The Green Wood Hoopoe is mostly resident, with only seasonal movements in West Africa. They often breed in territory in which they hatched. The nest-sites are also used for roosting all year round, and several birds roost together inside the cavity.
This species is able to discharge a foul-smelling glandular secretion if the birds are attacked. The regularly used roost-sites become quite smelly!

The Green Wood Hoopoe is often seen flying leisurely from tree to tree, but it is able to perform strong, swift flight for extended periods of time, especially when individuals or flocks engage in swirling aerial competition.    

P.p. purpureus

Immature (Black bill)

REPRODUCTION OF THIS SPECIES:
The breeding season is often associated with rains in tropical regions, and over the wide range, breeding activity occurs throughout the year.
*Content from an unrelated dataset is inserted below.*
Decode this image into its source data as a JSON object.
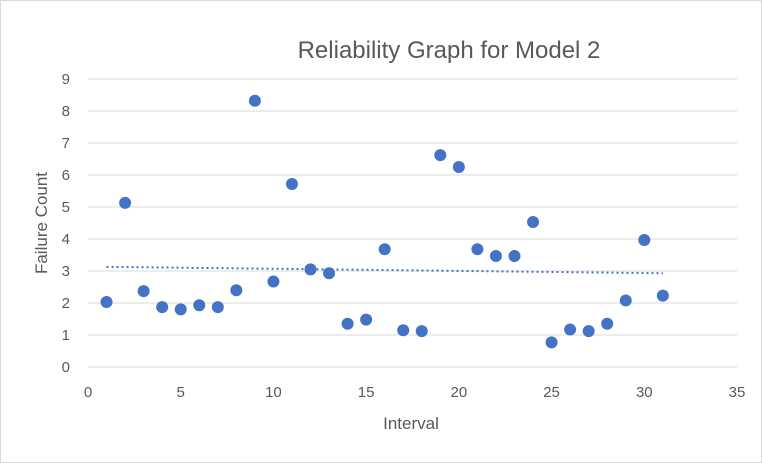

There is usually one brood per year, but it food conditions are suitable, 2-3 broods can be produced.
The Green Wood Hoopoe is a co-operative breeder with helpers that take part in female and chick feeding.
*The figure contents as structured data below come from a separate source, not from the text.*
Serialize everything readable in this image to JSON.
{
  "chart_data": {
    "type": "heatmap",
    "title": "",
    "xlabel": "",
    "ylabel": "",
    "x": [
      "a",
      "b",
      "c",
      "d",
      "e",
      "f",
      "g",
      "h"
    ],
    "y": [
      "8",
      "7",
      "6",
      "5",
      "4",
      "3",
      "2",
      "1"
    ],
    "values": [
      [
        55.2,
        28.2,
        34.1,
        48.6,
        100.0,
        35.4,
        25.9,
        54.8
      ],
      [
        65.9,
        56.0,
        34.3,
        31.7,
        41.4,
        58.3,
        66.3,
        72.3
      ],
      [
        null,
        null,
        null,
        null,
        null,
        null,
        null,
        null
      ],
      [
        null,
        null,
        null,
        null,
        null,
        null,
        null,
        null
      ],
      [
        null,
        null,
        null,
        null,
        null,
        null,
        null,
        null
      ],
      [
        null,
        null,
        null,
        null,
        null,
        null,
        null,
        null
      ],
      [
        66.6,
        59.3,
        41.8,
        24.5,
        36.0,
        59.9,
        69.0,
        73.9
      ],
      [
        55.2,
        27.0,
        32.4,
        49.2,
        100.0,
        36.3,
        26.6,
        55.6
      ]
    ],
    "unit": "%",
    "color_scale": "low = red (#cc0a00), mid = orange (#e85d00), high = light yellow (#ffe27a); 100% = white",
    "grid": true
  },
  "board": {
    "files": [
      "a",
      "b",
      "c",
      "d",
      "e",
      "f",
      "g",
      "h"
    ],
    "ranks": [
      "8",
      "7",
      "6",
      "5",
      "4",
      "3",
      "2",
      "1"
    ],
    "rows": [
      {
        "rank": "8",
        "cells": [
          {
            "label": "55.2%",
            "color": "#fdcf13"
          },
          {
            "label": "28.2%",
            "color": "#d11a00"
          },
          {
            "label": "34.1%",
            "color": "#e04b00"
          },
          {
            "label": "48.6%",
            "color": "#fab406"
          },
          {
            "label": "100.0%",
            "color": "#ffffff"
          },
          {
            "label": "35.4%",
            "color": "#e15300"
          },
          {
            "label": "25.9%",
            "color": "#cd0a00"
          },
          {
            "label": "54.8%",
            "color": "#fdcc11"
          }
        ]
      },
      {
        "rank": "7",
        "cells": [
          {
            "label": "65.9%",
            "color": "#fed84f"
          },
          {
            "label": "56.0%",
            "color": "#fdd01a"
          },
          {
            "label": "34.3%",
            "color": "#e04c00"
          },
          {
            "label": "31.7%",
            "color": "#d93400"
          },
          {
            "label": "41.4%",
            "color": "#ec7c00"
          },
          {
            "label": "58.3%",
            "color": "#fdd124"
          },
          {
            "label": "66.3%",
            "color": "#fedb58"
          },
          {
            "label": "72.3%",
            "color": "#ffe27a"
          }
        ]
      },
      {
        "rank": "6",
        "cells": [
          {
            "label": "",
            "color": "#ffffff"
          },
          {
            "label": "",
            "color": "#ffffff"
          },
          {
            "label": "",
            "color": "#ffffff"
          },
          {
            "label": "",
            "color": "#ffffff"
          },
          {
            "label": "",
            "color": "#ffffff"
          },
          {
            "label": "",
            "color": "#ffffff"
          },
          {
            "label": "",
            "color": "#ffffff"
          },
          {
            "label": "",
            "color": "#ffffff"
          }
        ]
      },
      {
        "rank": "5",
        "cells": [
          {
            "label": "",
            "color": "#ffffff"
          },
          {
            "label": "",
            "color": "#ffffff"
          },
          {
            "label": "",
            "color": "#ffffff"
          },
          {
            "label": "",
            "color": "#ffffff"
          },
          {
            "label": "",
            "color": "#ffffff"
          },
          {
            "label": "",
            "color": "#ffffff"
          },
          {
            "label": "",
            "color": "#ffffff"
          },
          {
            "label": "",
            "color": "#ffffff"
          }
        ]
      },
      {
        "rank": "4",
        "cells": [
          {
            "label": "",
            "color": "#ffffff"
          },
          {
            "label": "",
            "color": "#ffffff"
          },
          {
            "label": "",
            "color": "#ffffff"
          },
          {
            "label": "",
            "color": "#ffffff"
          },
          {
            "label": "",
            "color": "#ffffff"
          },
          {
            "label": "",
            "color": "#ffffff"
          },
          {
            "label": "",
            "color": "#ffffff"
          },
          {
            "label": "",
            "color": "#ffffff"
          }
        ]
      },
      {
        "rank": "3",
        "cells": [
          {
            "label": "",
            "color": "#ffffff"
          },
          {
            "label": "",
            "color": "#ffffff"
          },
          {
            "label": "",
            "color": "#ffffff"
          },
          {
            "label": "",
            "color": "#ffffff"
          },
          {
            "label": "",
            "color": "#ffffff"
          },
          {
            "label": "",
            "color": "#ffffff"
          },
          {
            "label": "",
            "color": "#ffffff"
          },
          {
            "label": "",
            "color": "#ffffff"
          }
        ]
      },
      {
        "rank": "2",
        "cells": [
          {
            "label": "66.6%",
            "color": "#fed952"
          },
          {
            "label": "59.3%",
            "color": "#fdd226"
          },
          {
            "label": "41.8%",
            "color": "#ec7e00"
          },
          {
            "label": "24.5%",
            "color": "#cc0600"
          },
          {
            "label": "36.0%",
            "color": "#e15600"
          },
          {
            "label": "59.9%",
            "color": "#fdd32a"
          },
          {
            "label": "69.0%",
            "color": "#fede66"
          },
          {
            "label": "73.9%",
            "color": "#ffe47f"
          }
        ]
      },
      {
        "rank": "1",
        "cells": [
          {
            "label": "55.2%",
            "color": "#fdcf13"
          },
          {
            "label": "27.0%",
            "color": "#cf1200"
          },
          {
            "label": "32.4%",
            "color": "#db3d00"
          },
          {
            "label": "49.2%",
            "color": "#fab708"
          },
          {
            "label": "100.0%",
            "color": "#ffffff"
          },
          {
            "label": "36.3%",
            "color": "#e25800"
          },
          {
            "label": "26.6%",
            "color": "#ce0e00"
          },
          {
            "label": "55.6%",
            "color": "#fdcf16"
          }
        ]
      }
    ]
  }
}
They nest in tree cavity, but other sites such as roofs of houses can be used too. They do not build a nest, and sometimes, they remove the nest material placed in a cavity par other species, often woodpecker or barbet. The cavity is between 1 and more than 20 metres above the ground. The same cavity may be used several times.

P.p. marwitzi

Adult and chick at nest

The female lays 3-4 pale greenish-blue eggs with pale pits. The breeding female incubates alone during 17-18 days. She is fed by her mate and the members of the group. At hatching, the chicks have long white down growing from the feather tracts. They are completely helpless.
The female feeds them with the food brought at nest by both male and helpers. The young fledge 28-30 days after hatching. They can fly strongly 3-4 months after leaving the nest. They are still fed by the group for several weeks after fledging and they may remain with the flock for up to 5 years.
The usual nest predators are the African Harrier-Hawk and the Pearl-spotted Owlet.  

P.p. purpureus

Immature (Black bill and duller plumage)

PROTECTION / THREATS / STATUS:  
The Green Wood Hoopoe is common to locally abundant throughout the wide range, and in suitable habitat, usually large trees along watercourses.
This species can be found in several protected areas such as national parks. It may compete for nesting-sites with the Common Starling in urban areas.
Some declines are reported due to habitat destruction, but currently, the Green Wood Hoopoe is not globally threatened and evaluated as Least Concern.